Ben dashed Caine’s momentary hope that he had been the first to notice them. “Yes. It’s clear now that we are on a battle line. Walking right along it, in fact.”
“You mean, the battle line between the different biota.”
“Yes. The self-climbing kelp and related plants are clearly the native species. The others, including the cone trees, have been introduced by the Slaasriithi.”
Caine felt a quick pulse of hope. “Which they must watch over. To track the changes that they are trying to induce.”
“True, but they might not visit here more than once or twice a year. If that. As Yiithrii’ah’aash pointed out, they are not in a rush to effect change.”
They were drawing close to a copse of cone trees that had tall bumbershoots mixed among them. Mizuki looked up along the lichen encrusted trunks, murmured, “Fascinating. And elegant.”
Caine looked, saw how the underside of the palmate fronds sent back whatever light was reflected upward by the leaves of the cone trees. “You mean the way the bumbershoots make sure that the cone trees get all the light they can, even bouncing back what they don’t capture on first exposure?”
Mizuki’s good eye rotated toward Riordan. “You are a quick study, Captain, but I was referring to the bumbershoot’s trunk.”
“The trunk?” Caine echoed. He had gone from feeling botanically perceptive to utterly stupid in the space of a single second.
“Look closely: do you see how it shines? That is water, from condensation, which trickles down and feeds the ground around the cone tree. Which, because of its own dense canopy, catches almost all the light that falls upon it, yet sheds almost all the water.”
Gaspard, who had drifted closer to them as they walked, shook his head. “And how is that elegant? It sounds quite the contrary. The cone trees would be strangling themselves out of existence if the bumbershoot didn’t supply it with water.”

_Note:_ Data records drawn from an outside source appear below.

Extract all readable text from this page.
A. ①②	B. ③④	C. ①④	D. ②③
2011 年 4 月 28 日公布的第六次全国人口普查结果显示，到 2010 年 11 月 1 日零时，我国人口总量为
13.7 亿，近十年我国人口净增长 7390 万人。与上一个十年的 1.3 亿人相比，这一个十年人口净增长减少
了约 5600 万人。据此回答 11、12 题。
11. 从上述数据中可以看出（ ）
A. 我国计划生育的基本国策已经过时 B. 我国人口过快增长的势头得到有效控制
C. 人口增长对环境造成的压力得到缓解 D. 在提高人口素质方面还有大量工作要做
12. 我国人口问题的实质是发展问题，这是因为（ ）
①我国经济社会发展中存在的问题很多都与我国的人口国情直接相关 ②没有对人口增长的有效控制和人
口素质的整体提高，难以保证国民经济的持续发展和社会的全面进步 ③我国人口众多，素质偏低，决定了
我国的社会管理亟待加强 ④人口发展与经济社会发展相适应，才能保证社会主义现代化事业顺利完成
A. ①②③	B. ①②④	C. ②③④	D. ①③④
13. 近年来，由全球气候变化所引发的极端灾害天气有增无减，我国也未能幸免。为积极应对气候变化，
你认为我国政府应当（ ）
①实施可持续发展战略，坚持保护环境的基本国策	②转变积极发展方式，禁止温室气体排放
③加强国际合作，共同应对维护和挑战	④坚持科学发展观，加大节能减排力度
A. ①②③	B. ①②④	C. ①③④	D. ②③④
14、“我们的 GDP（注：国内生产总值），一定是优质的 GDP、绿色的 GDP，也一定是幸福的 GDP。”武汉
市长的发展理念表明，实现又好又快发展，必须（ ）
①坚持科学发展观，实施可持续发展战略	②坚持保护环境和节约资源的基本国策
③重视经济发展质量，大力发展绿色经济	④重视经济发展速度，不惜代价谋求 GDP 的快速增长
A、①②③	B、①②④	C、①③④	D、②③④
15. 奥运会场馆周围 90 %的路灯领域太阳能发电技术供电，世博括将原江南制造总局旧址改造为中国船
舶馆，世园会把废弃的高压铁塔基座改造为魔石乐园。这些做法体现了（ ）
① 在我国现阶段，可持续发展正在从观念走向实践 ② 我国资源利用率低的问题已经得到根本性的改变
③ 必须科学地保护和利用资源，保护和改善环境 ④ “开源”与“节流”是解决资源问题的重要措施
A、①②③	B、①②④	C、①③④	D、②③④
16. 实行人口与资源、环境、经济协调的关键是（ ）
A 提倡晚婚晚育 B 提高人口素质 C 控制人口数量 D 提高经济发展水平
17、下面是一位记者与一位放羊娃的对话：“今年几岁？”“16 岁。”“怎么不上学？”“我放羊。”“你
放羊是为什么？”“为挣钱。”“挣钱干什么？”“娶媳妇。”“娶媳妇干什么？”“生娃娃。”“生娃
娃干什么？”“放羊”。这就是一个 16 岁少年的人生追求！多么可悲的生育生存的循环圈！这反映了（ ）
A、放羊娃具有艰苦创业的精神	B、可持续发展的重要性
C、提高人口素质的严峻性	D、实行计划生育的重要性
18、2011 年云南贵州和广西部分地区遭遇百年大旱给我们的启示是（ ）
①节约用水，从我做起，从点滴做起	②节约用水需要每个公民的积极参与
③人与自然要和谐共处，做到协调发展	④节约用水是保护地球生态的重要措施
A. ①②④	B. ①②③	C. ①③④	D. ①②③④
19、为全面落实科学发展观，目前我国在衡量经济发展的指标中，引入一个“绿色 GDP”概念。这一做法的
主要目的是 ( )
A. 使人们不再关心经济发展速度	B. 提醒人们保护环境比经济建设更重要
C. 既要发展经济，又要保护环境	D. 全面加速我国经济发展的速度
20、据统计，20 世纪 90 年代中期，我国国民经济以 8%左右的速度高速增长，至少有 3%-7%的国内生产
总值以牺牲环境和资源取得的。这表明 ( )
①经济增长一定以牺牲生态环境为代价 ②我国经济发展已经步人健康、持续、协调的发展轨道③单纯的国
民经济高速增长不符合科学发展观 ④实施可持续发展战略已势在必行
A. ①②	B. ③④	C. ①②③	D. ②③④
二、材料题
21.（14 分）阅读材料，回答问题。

“But that is not coincidence, Mr. Ambassador,” Mizuki retorted. She pointed at one of the largest cone trees, located toward the center of the copse. Its impressive wide-spreading canopy sheltered low thickets of ferns, mosses and fluffy crabgrass nestled between the roots that radiated out from its gnarled trunk. Day-glo yellow lichens were growing up into the lower shoots of the tree, and apparently, beginning to strangle it. “What do you see?” Mizuki asked.